It’s something the film franchise has been doing since its box-office busting start two decades ago: with each new film, the team led by dedicated star and producer Tom Cruise has uncovered ways to match, then exceed, audience expectations, each time in different ways. Distributed by Viacom18 Motion Pictures in India, the fifth edition of Mission Impossible; Rogue Nation is all set to release on August 7th.Having begun as a cult phenomenon on 1960s television, “Mission: Impossible” has become a 21st.Century cultural phenomenon – a filmmaking event that consistently pushes that border where the classic drama of spy-versus-spy intrigue meets creative action sequences that have become legendary. This time out, Cruise’s iconic character, Ethan Hunt, finds himself in non-stop peril – physical, mental and emotional — from the film’s literally high-flying opening moments through one relentless situation after another. Hunt’s situation is precarious on every level. The IMF is on the outs, the CIA doesn’t trust him, and now he’s discovered a rogue agency with the spy-power to bring down any nation it targets – and they want him to join their crusade of destruction or they want him dead. On the brink, Hunt must test his team’s loyalty, his own illustrious endurance and the agenda of the alluringly secretive spy who saved his skin: Ilsa Faust.

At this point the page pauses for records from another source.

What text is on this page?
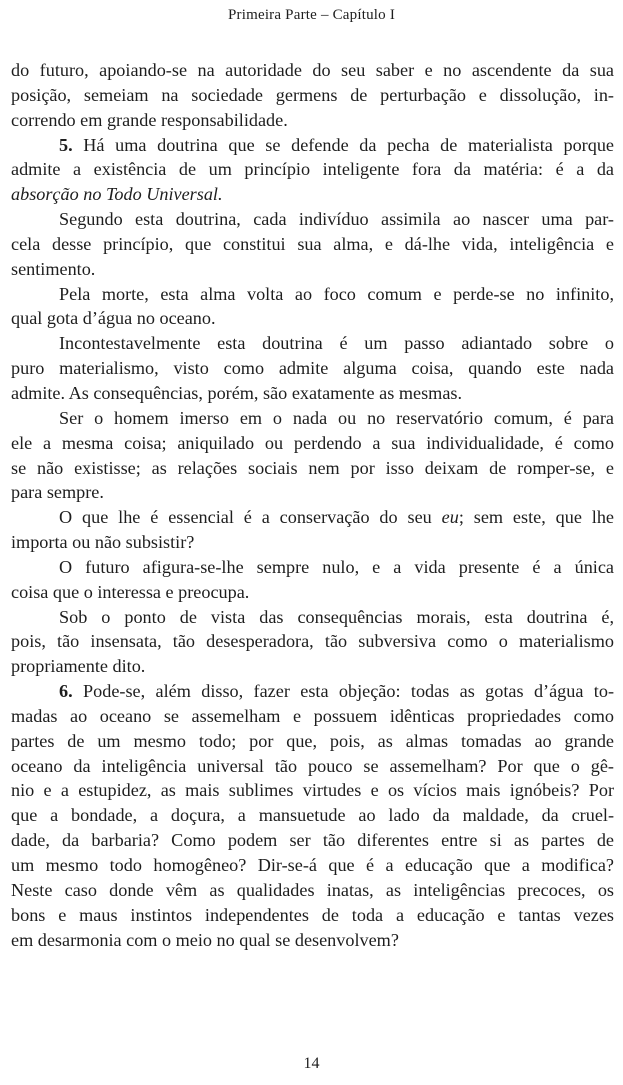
Primeira Parte – Capítulo I

do futuro, apoiando-se na autoridade do seu saber e no ascendente da sua

posição, semeiam na sociedade germens de perturbação e dissolução, in-

correndo em grande responsabilidade.

5. Há uma doutrina que se defende da pecha de materialista porque

admite a existência de um princípio inteligente fora da matéria: é a da

absorção no Todo Universal.

Segundo esta doutrina, cada indivíduo assimila ao nascer uma par-

cela desse princípio, que constitui sua alma, e dá-lhe vida, inteligência e

sentimento.

Pela morte, esta alma volta ao foco comum e perde-se no infinito,

qual gota d’água no oceano.

Incontestavelmente esta doutrina é um passo adiantado sobre o

puro materialismo, visto como admite alguma coisa, quando este nada

admite. As consequências, porém, são exatamente as mesmas.

Ser o homem imerso em o nada ou no reservatório comum, é para

ele a mesma coisa; aniquilado ou perdendo a sua individualidade, é como

se não existisse; as relações sociais nem por isso deixam de romper-se, e

para sempre.

O que lhe é essencial é a conservação do seu eu; sem este, que lhe

importa ou não subsistir?

O futuro afigura-se-lhe sempre nulo, e a vida presente é a única

coisa que o interessa e preocupa.

Sob o ponto de vista das consequências morais, esta doutrina é,

pois, tão insensata, tão desesperadora, tão subversiva como o materialismo

propriamente dito.

6. Pode-se, além disso, fazer esta objeção: todas as gotas d’água to-

madas ao oceano se assemelham e possuem idênticas propriedades como

partes de um mesmo todo; por que, pois, as almas tomadas ao grande

oceano da inteligência universal tão pouco se assemelham? Por que o gê-

nio e a estupidez, as mais sublimes virtudes e os vícios mais ignóbeis? Por

que a bondade, a doçura, a mansuetude ao lado da maldade, da cruel-

dade, da barbaria? Como podem ser tão diferentes entre si as partes de

um mesmo todo homogêneo? Dir-se-á que é a educação que a modifica?

Neste caso donde vêm as qualidades inatas, as inteligências precoces, os

bons e maus instintos independentes de toda a educação e tantas vezes

em desarmonia com o meio no qual se desenvolvem?

14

For Cruise, a fifth time playing Hunt and serving as producer presented another chance to see just how far he can take the character, and the entire genre of sophisticated global espionage games. He loves moving the bar, often hurling the bar, with each new “Mission:Impossible” film.
“Each time I think ‘I’ve seen it all’ and I’ve been through every action challenge a film can have, the next film introduces new challenges of every kind — because we’re constantly pushing not only the action sequences, but the storytelling and characters,” Cruise says. “To me the ultimate ‘Mission’ movie is never just about action and suspense – though we love innovating in that area. It’s really about the combination of action, intrigue and humor with this very specific, breathless kind experience we create for the audience. It’s about giving audiences the greatest sense of adventure and scale — while keeping a classic sense of cinema. We do that more than ever in ‘Rogue Nation.’”
From its start as a TV show in 1966, “Mission: Impossible” has always centered on the extreme pressure of the ticking clock – the urgent deadline to stop deadly plots. With the film franchise, that idea has blossomed into an entire movie-making philosophy based on amplifying the pressure on Hunt, and thereby increasing the creativity, nerve and maturity he needs to pull off his mission.
This has created a tough challenge for Cruise and all the filmmakers who have joined the series, but it’s one they adore.